3 thoughts on “The Magical Laziness of Ancient Aliens

  1. The thing I find interesting about conspiracy theories is the mental state of the believers. Why does it give a person satisfaction to think that, say, the government is run by a shadowy cabal of bad guys? Because it means the bad stuff that happens to him happens for a reason – and he’s important in the Big Picture even if he seems like a nobody now.

    For the Ancient Aliens family of myths, you also have to believe that primitive humans were stupid as well as ignorant. Which may be satisfying in a “look how much smarter I am” sense, and a lot of this stuff is definitely not intended to appeal to the thoughtful. (von Däniken once claimed that skeletons depicted on South American murals were evidence of aliens because, without X-ray machines, how would the locals have known what a skeleton looked like?)

    You can get power out of deforming quartz, but it’s tiny amounts (your slightly better quality than flint and steel barbecue lighter does this). As you say, you need an energy input. And while you could build a big quartz crystal that gets squeezed and released by a steam engine or whatever, a steam turbine and dynamo are simply more efficient.

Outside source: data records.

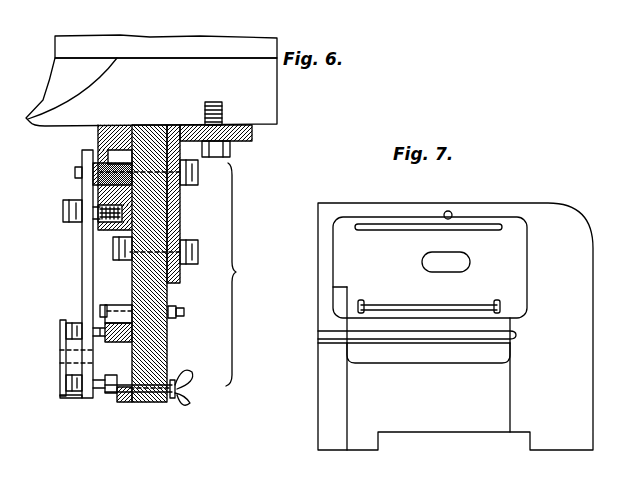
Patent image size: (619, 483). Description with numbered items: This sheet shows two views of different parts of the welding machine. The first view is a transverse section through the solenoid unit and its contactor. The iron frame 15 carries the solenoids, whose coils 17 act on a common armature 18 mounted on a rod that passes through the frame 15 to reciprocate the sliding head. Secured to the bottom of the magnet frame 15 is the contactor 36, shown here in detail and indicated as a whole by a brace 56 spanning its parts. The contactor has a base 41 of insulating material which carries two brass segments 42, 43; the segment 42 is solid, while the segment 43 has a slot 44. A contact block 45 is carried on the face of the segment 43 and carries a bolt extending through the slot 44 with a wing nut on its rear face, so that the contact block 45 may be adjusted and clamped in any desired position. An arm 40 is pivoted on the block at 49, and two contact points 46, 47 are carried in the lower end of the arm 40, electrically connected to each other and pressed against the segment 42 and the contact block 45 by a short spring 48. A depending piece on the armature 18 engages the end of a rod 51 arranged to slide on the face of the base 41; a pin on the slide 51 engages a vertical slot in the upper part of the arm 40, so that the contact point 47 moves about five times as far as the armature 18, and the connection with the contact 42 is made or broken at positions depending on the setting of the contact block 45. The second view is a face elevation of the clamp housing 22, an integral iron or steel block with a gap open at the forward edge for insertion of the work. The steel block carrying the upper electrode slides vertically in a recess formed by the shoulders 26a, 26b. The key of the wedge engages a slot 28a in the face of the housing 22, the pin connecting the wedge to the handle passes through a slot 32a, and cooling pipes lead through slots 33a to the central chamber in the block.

In FIG. 6, the iron frame 15 is at (151, 92).
In FIG. 6, the coils 17 is at (72, 88).
In FIG. 6, the armature 18 is at (186, 40).
In FIG. 7, the clamp housing 22 is at (455, 326).
In FIG. 7, the shoulder 26a is at (350, 332).
In FIG. 7, the shoulder 26b is at (510, 320).
In FIG. 7, the slot 28a is at (393, 231).
In FIG. 7, the slot 32a is at (445, 273).
In FIG. 7, the slots 33a is at (364, 303).
In FIG. 6, the contactor 36 is at (60, 363).
In FIG. 6, the arm 40 is at (82, 258).
In FIG. 6, the base 41 is at (165, 228).
In FIG. 6, the brass segment 42 is at (160, 331).
In FIG. 6, the brass segment 43 is at (115, 395).
In FIG. 6, the slot 44 is at (125, 402).
In FIG. 6, the contact block 45 is at (100, 375).
In FIG. 6, the contact point 46 is at (103, 305).
In FIG. 6, the contact point 47 is at (100, 392).
In FIG. 6, the spring 48 is at (66, 331).
In FIG. 6, the pivot 49 is at (63, 211).
In FIG. 6, the rod 51 is at (93, 165).
In FIG. 6, the assembly 56 is at (244, 274).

    DARPA tried inserting piezo plates into shoes and got a watt or two out of continuous walking, but the discomfort and extra energy make it not worth it. The sane end of this stuff is generally known as “energy harvesting” – now that we have some very low power electronics it’s sometimes worth doing. Some good stuff here: https://en.wikipedia.org/wiki/Energy_harvesting#Piezoelectric

    • So you know what’s funny? As I was writing the bit on piezoelectricity I was thinking, “I’ll bet Firedrake’s gonna show up and let me know if I was even remotely close in my understanding of the process.” It’s good to know I was at least in the ballpark.